Comparative Global Growth Context:

        • Global growth is projected at 3.3 per cent in 2026, moderating slightly to 3.2 per cent in 2027.
        • India is expected to remain among the fastest-growing major economies, outperforming peers such as the United States and China.

Policy and Structural Implications:

        •  India as a Global Growth Engine: The upward revision reinforces India’s growing importance in the global economy and strengthens investor confidence.
        • Inflation and Monetary Policy: Inflation is expected to converge towards the Reserve Bank of India (RBI) target range of 4 ± 2 per cent, providing greater monetary policy flexibility.
        •  Structural Reforms and Sustainability: Continued reforms in labour markets, infrastructure, the digital economy, and the ease of doing business are essential to sustaining long-term growth.

Challenges and Risks Ahead:

        • Geopolitical tensions and global trade uncertainties could adversely affect exports and investment flows.
        • Slower growth in advanced economies may dampen external demand.
        • Inflationary pressures could re-emerge due to volatility in global commodity prices.

About the IMF:

The International Monetary Fund, headquartered in Washington, D.C., is a multilateral financial institution with 191 member countries. Established in 1944, it promotes global monetary cooperation, financial stability, international trade, and sustainable economic growth.
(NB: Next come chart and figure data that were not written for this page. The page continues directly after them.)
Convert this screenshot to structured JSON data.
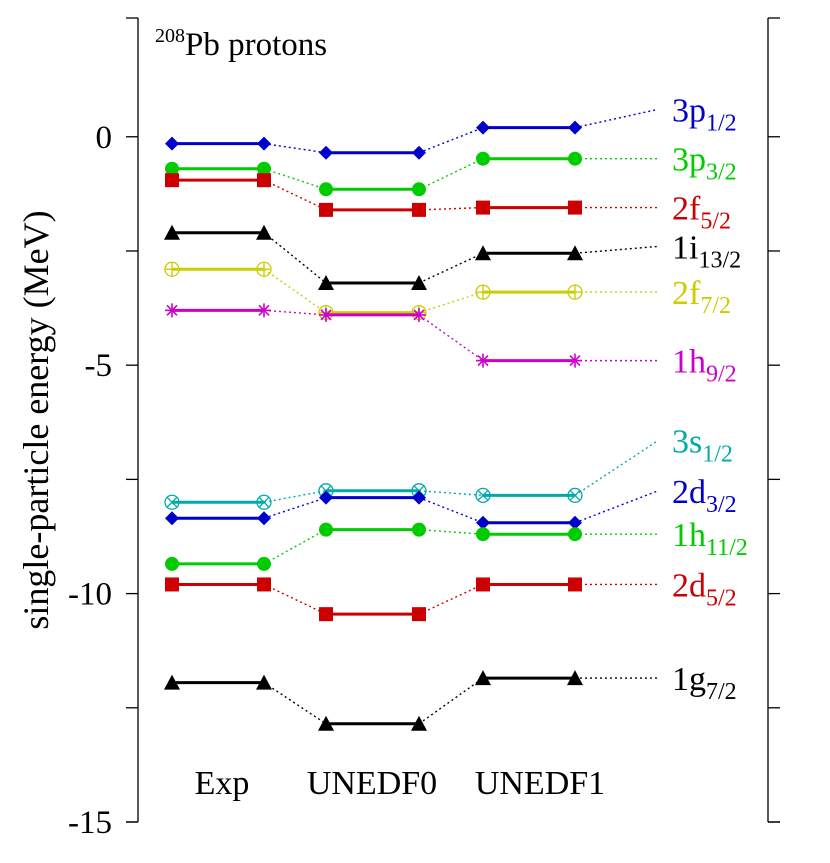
{
  "chart_data": {
    "type": "line",
    "title_prefix": "208",
    "title": "Pb protons",
    "ylabel": "single-particle energy (MeV)",
    "ylim": [
      -15,
      2.6
    ],
    "yticks": [
      0,
      -5,
      -10,
      -15
    ],
    "yticks_unlabeled": [
      -2.5,
      -7.5,
      -12.5
    ],
    "categories": [
      "Exp",
      "UNEDF0",
      "UNEDF1"
    ],
    "series": [
      {
        "name": "3p",
        "sub": "1/2",
        "color": "#0000cc",
        "marker": "diamond",
        "values": [
          -0.15,
          -0.35,
          0.2
        ],
        "label_y": 0.6
      },
      {
        "name": "3p",
        "sub": "3/2",
        "color": "#00cc00",
        "marker": "circle",
        "values": [
          -0.7,
          -1.15,
          -0.48
        ],
        "label_y": -0.48
      },
      {
        "name": "2f",
        "sub": "5/2",
        "color": "#cc0000",
        "marker": "square",
        "values": [
          -0.95,
          -1.6,
          -1.55
        ],
        "label_y": -1.55
      },
      {
        "name": "1i",
        "sub": "13/2",
        "color": "#000000",
        "marker": "triangle",
        "values": [
          -2.1,
          -3.2,
          -2.55
        ],
        "label_y": -2.4
      },
      {
        "name": "2f",
        "sub": "7/2",
        "color": "#cccc00",
        "marker": "circle-plus",
        "values": [
          -2.9,
          -3.85,
          -3.4
        ],
        "label_y": -3.4
      },
      {
        "name": "1h",
        "sub": "9/2",
        "color": "#cc00cc",
        "marker": "star",
        "values": [
          -3.8,
          -3.9,
          -4.9
        ],
        "label_y": -4.9
      },
      {
        "name": "3s",
        "sub": "1/2",
        "color": "#00aaaa",
        "marker": "circle-x",
        "values": [
          -8.0,
          -7.75,
          -7.85
        ],
        "label_y": -6.65
      },
      {
        "name": "2d",
        "sub": "3/2",
        "color": "#0000cc",
        "marker": "diamond",
        "values": [
          -8.35,
          -7.9,
          -8.45
        ],
        "label_y": -7.75
      },
      {
        "name": "1h",
        "sub": "11/2",
        "color": "#00cc00",
        "marker": "circle",
        "values": [
          -9.35,
          -8.6,
          -8.7
        ],
        "label_y": -8.7
      },
      {
        "name": "2d",
        "sub": "5/2",
        "color": "#cc0000",
        "marker": "square",
        "values": [
          -9.8,
          -10.45,
          -9.8
        ],
        "label_y": -9.8
      },
      {
        "name": "1g",
        "sub": "7/2",
        "color": "#000000",
        "marker": "triangle",
        "values": [
          -11.95,
          -12.85,
          -11.85
        ],
        "label_y": -11.85
      }
    ]
  }
}
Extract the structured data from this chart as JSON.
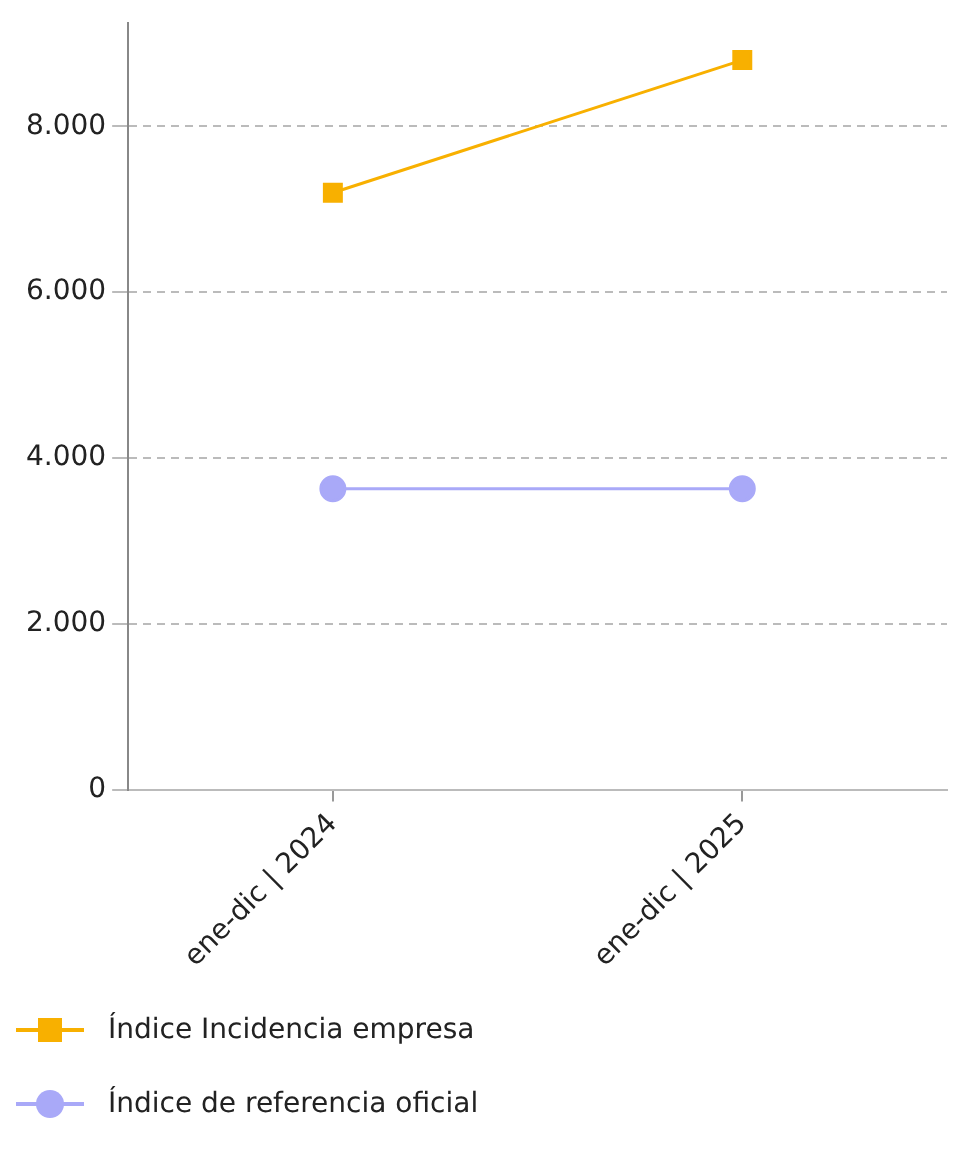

The IMF provides policy advice, technical assistance, financial support, and conducts economic surveillance, functioning as a global economic watchdog and lender of last resort.

Conclusion:

The IMF’s upward revision of India’s FY26 growth forecast to 7.3 per cent reflects strong macroeconomic fundamentals, resilient domestic demand, and favourable short-term momentum. Although growth is expected to moderate in FY27–28, stable inflation and sustained structural reforms can support durable expansion, presenting both opportunities and challenges for inclusive and long-term development.